Prescrivez-vous le bon inhalateur pour votre patient et la planète ?

Dr Bao-Huy Trinh, Médecine interne générale.
Chargé d'enseignement clinique, Université de Montréal, Centre intégré de santé et de services sociaux de Laval

29 avril 2022

L’impact des changements climatiques est de plus en plus ressenti avec les années qui passent. Feux de forêt, sécheresses prolongées suivies d’inondations dévastatrices ne sont qu’une petite partie des multiples conséquences du réchauffement climatique sur notre environnement. Ce tableau découle de notre consommation de combustibles fossiles ayant mené à une hausse sans précédent des niveaux de dioxyde de carbone dans l’atmosphère.

Le rapport du GIEC en 2021 aborde le concept de budget carbone pour ne pas dépasser la cible d’un réchauffement planétaire de 1,5 degré Celsius par rapport au niveau préindustriel. Ce sont donc 300 à 500 Gigatonnes d’équivalent CO2 qu’il nous reste avant d’échouer à l’objectif établi par l’Accord de Paris. Pour mettre les choses en perspective, le Canada est le 10e émetteur au monde avec 724 Mt annuels d’équivalent CO2. De surcroît, parmi ces dix plus grands émetteurs, il est le pays avec le plus d’émissions par habitant (dépassant donc les États-Unis et la Chine).

Parmi les gaz à effet de serre (GES) qui accélèrent le réchauffement climatique, nous retrouvons le CO2, mais également le méthane, l’oxyde nitreux ainsi que les hydroflurocarbones (HFC). Bien qu’ils ne représentent qu’une faible proportion des GES totaux, les HFC ont un potentiel de réchauffement global (GWP) jusqu’à 12 000 fois celui du CO2.

Utilisés dans diverses pathologies respiratoires telles que l’asthme et la maladie pulmonaire obstructive chronique (MPOC), les médecins de première ligne canadiens prescrivent annuellement de nombreux inhalateurs à leurs patients. Essentiel au fonctionnement des aérosols-doseurs, le HFA134a (hydrofluoroalcane, un sous-type de HFC avec un GWP de 1 300) permet de propulser l’agent actif (ex. le salbutamol) vers les alvéoles pulmonaires.

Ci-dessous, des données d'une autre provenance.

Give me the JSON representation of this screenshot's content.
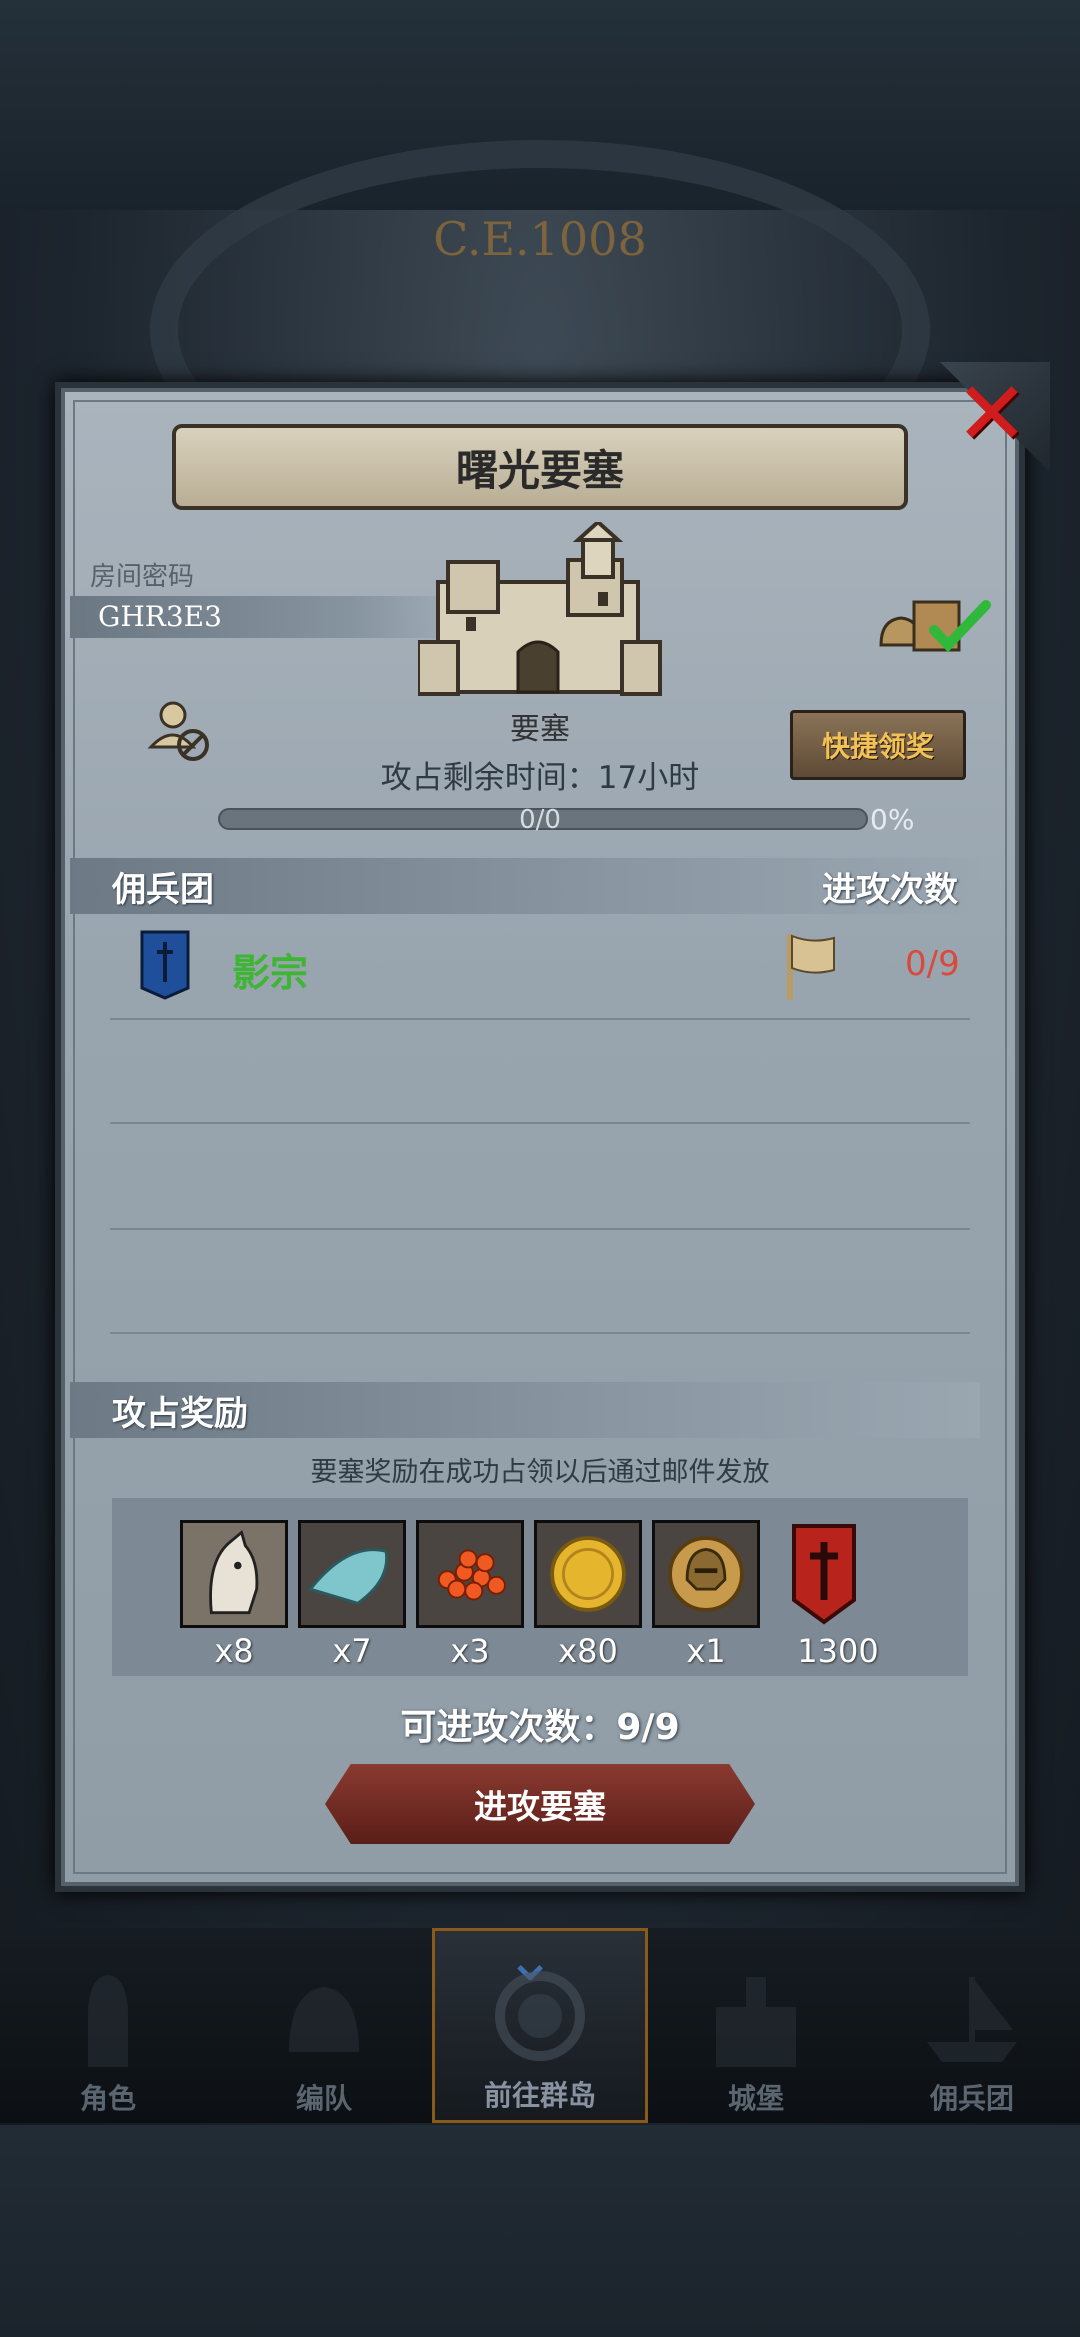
{
  "header": {
    "era": "C.E.1008"
  },
  "dialog": {
    "title": "曙光要塞",
    "room_label": "房间密码",
    "room_code": "GHR3E3",
    "building_label": "要塞",
    "timer_text": "攻占剩余时间：17小时",
    "quick_claim_label": "快捷领奖",
    "progress": {
      "text": "0/0",
      "percent_text": "0%",
      "fraction": 0
    },
    "close_icon": "close-icon"
  },
  "mercenary_section": {
    "title": "佣兵团",
    "right_label": "进攻次数",
    "rows": [
      {
        "name": "影宗",
        "count": "0/9",
        "banner_color": "#1f4f9a"
      }
    ]
  },
  "reward_section": {
    "title": "攻占奖励",
    "note": "要塞奖励在成功占领以后通过邮件发放",
    "items": [
      {
        "icon": "horse-icon",
        "qty": "x8"
      },
      {
        "icon": "cloth-icon",
        "qty": "x7"
      },
      {
        "icon": "roe-icon",
        "qty": "x3"
      },
      {
        "icon": "gold-coin-icon",
        "qty": "x80"
      },
      {
        "icon": "helmet-coin-icon",
        "qty": "x1"
      },
      {
        "icon": "guild-banner-icon",
        "qty": "1300"
      }
    ]
  },
  "attempts_text": "可进攻次数：9/9",
  "attack_button": "进攻要塞",
  "nav": [
    {
      "label": "角色",
      "icon": "knight-icon",
      "active": false
    },
    {
      "label": "编队",
      "icon": "helmet-icon",
      "active": false
    },
    {
      "label": "前往群岛",
      "icon": "compass-icon",
      "active": true
    },
    {
      "label": "城堡",
      "icon": "castle-icon",
      "active": false
    },
    {
      "label": "佣兵团",
      "icon": "ship-icon",
      "active": false
    }
  ],
  "colors": {
    "accent_gold": "#f3c257",
    "guild_green": "#3fb534",
    "count_red": "#d94a3c"
  }
}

Cette émission de HFA contribue à 96 % de l’impact carbone de l’inhalateur sur son cycle de vie.

Depuis les années 1980, il existe d’autres méthodes pour délivrer les médicaments aux poumons. Ce sont les inhalateurs de poudre sèche (IPS) dont plusieurs types existent actuellement sur le marché. Ceux-ci sont légèrement plus dispendieux, mais n’utilisent aucun gaz propulseur et génèrent moins de 1 kg d’équivalent CO2 par inhalateur, contrairement aux 28 kg d’équivalent CO2 d’un aérosol-doseur (AD). De plus, ils ne requièrent pas de synchronisation entre la respiration et l’activation de l’inhalateur et permettent un bon dépôt du médicament aux poumons. Les dernières lignes directrices en asthme (GINA 2021) recommandent d’ailleurs en première intention une combinaison disponible sous forme de IPS (budesonide/formoterol).

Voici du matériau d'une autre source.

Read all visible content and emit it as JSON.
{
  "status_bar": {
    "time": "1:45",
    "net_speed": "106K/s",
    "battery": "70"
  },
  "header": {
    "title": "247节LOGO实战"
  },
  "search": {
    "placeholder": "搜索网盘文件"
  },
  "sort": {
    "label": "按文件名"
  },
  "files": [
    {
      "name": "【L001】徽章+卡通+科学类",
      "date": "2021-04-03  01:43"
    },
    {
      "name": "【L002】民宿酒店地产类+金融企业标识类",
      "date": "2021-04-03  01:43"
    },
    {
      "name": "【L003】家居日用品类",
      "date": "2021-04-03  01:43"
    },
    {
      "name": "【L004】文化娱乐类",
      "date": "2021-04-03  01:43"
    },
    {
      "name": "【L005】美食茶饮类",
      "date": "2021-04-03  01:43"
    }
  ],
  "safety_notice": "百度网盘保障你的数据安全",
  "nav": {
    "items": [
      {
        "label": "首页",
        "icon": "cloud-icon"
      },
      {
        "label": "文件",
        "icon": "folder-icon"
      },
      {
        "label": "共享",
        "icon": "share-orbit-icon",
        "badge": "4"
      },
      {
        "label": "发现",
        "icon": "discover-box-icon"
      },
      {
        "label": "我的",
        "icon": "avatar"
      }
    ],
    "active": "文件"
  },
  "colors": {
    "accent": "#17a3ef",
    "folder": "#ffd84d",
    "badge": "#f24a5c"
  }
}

Il est estimé qu’au Royaume-Uni, où 70 à 80 % des inhalateurs sont sous forme d’aérosol-doseurs, leur utilisation représente à eux seuls 3,5 % des GES du système de santé. Sur une année, un patient avec un inhalateur AD d’entretien et un AD de secours génère 434 kg d’équivalent CO2. La transition vers un usage équivalent sous forme de IPS permettrait l’économie de 422 kg d’équivalent CO2, soit 4,5 % de l’empreinte carbone annuelle d’un Québécois moyen. Concrètement, pour 7 patients orientés vers des IPS, c’est l’équivalent d’une voiture à essence retirée de la circulation. Ces transitions se multiplient à l’échelle de la clientèle d’un médecin et peuvent engendrer des gains importants sur l’empreinte carbone du système de santé. En effet, il n’existe pas de geste trop petit dans la lutte aux changements climatiques et les médecins peuvent être des acteurs de changement au quotidien.